The is good example of not being able to legislate a societal good. You can tell people to do good, but until you provide the incentives to do so, they won't. With top down, one-size-fits-all programs, like No Child Left Behind, you remove flexibility to adapt to the demands of users/consumers and you create bureaucracy that inhibits providers.

"Scrap the Visa Cap" WSJ op-ed by Shikha Dalmia:

"America's political leaders are so fixated on illegal immigration they've barely noticed that the U.S. is losing the race for the best high-tech minds. This country won't keep its edge in the global economy until legislators stop behaving like border sentries and start acting like international recruiters...

[M]ost industrialized countries, facing their own skills crunch, are liberalizing their immigration policies to make themselves more attractive. England recently scrapped its Byzantine work permit program in favor of a Canadian-style point system that will allow entry to some skilled workers even before they get a job. New Zealand has a remarkable program that gives accredited private companies fast-track access to work visas that they can hand to foreign workers along with a job offer. Australia is considering modifying its skilled visa program along similar lines...

Not all that other industrialized countries are doing is worth emulating. Canada's point system, which is gaining popularity, often recruits foreigners whose skills don't match employers' needs. Yet at least they realize that the real immigration problem is not too many foreign workers knocking at their door -- but too few. America should worry less about keeping unskilled immigrants out -- and more about keeping skilled immigrants in. Otherwise, it'll lose the race for the most crucial resource in the knowledge economy: intellectual capital."

Like I mentioned above, we need to get over the idea that we need to keep foreign skilled people out so they don't take the jobs our native skilled people can fill at a higher wage. When we do this, one of three things will happen: 1) the job will go unfilled and the firm will be less productive as a result, meaning higher production costs and higher costs for consumers; 2) the job will simply go overseas and the tax will be provided remotely, giving the firm even more incentive to offshore other similar jobs; and 3) they will be forced to pay the higher cost for the same services, again leading to less productivity as well as resources are diverted from less profitable investments. With the exception of 2), these are the same results of limiting immigration of low-skilled foreign workers.

"Taking on the World" WSJ op-ed by Michael Malone:

"Ultimately, our strongest competitive advantage is the ingenuity and entrepreneurship of the American people. One of the miracles of the last few years is how, in places like Silicon Valley, smart young men and women have still managed to create great new companies in the face of every impediment Congress and the regulatory agencies have thrown at them.

But these advantages are slowly shifting to elsewhere in the world. The single most important thing Washington can do right now is to unleash these people and support new company formation in the tech world – and then enable the most successful of those companies to go public again."

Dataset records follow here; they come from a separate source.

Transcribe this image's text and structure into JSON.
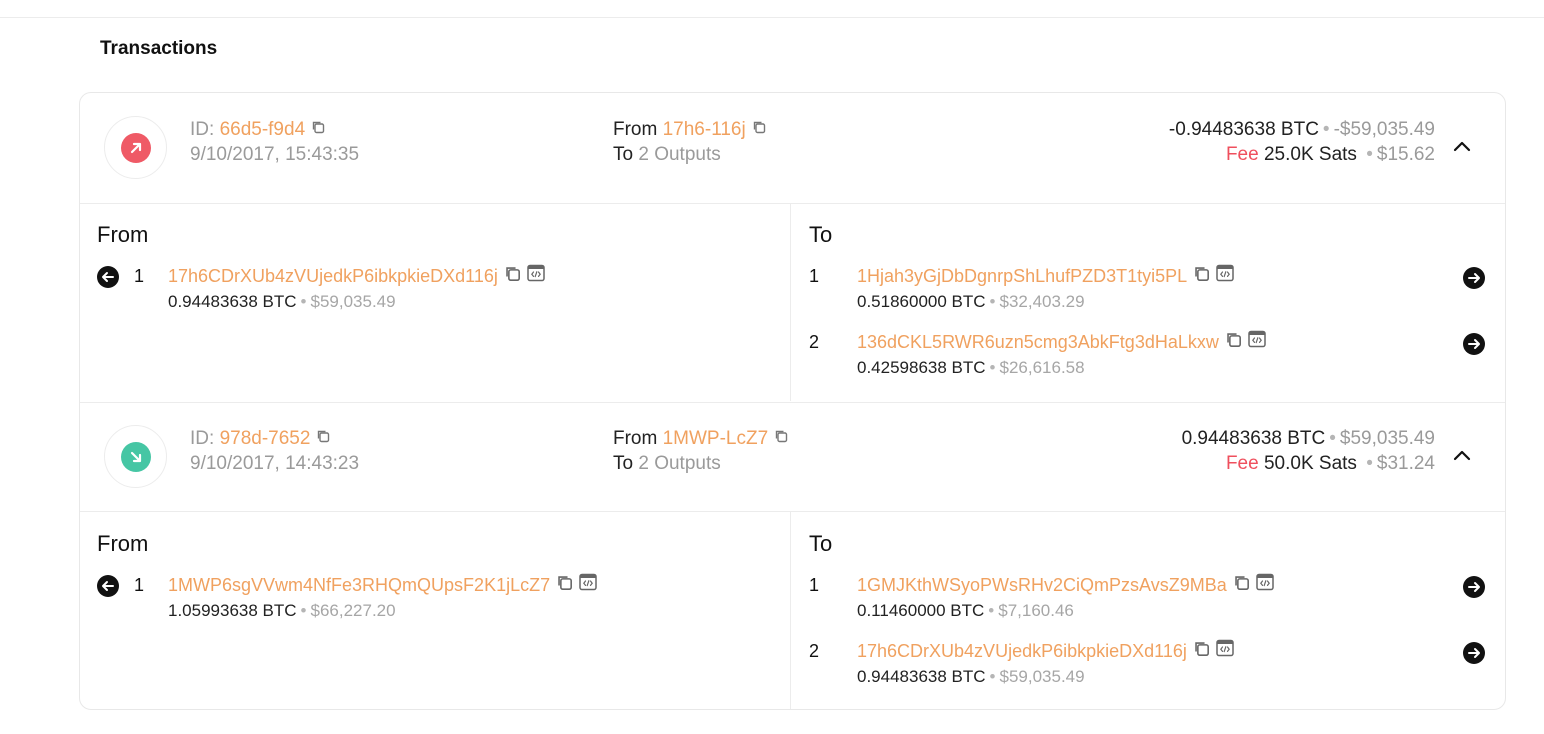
{
  "section_title": "Transactions",
  "colors": {
    "accent": "#f0a15f",
    "fee": "#ef4f5d",
    "outgoing": "#ef5a66",
    "incoming": "#46c6a4"
  },
  "transactions": [
    {
      "direction": "outgoing",
      "direction_icon": "arrow-up-right-icon",
      "id_label": "ID:",
      "id": "66d5-f9d4",
      "timestamp": "9/10/2017, 15:43:35",
      "from_label": "From",
      "from_short": "17h6-116j",
      "to_label": "To",
      "to_value": "2 Outputs",
      "amount_btc": "-0.94483638 BTC",
      "amount_usd": "-$59,035.49",
      "fee_label": "Fee",
      "fee_sats": "25.0K Sats",
      "fee_usd": "$15.62",
      "details": {
        "from_title": "From",
        "to_title": "To",
        "inputs": [
          {
            "index": "1",
            "address": "17h6CDrXUb4zVUjedkP6ibkpkieDXd116j",
            "btc": "0.94483638 BTC",
            "usd": "$59,035.49"
          }
        ],
        "outputs": [
          {
            "index": "1",
            "address": "1Hjah3yGjDbDgnrpShLhufPZD3T1tyi5PL",
            "btc": "0.51860000 BTC",
            "usd": "$32,403.29"
          },
          {
            "index": "2",
            "address": "136dCKL5RWR6uzn5cmg3AbkFtg3dHaLkxw",
            "btc": "0.42598638 BTC",
            "usd": "$26,616.58"
          }
        ]
      }
    },
    {
      "direction": "incoming",
      "direction_icon": "arrow-down-right-icon",
      "id_label": "ID:",
      "id": "978d-7652",
      "timestamp": "9/10/2017, 14:43:23",
      "from_label": "From",
      "from_short": "1MWP-LcZ7",
      "to_label": "To",
      "to_value": "2 Outputs",
      "amount_btc": "0.94483638 BTC",
      "amount_usd": "$59,035.49",
      "fee_label": "Fee",
      "fee_sats": "50.0K Sats",
      "fee_usd": "$31.24",
      "details": {
        "from_title": "From",
        "to_title": "To",
        "inputs": [
          {
            "index": "1",
            "address": "1MWP6sgVVwm4NfFe3RHQmQUpsF2K1jLcZ7",
            "btc": "1.05993638 BTC",
            "usd": "$66,227.20"
          }
        ],
        "outputs": [
          {
            "index": "1",
            "address": "1GMJKthWSyoPWsRHv2CiQmPzsAvsZ9MBa",
            "btc": "0.11460000 BTC",
            "usd": "$7,160.46"
          },
          {
            "index": "2",
            "address": "17h6CDrXUb4zVUjedkP6ibkpkieDXd116j",
            "btc": "0.94483638 BTC",
            "usd": "$59,035.49"
          }
        ]
      }
    }
  ]
}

I don't agree with a lot of how he things we should re-vamp our competitive structure. He suggests several ways government should intervene that I don't favor, such as government agencies promoting American brands (subsidizing those companies' marketing budgets to the detriment of foreign competitors), programs of "direct investment, subsidies and tax breaks" to make sure we have the best internet accessibility, "requir[ing] U.S.-based companies to maintain free speech in all their international subsidiaries". On the other hand, I do think we need to understand that the world is constantly changing and evolving and if we don't do what we can to keep the best players on the field, we won't do so well.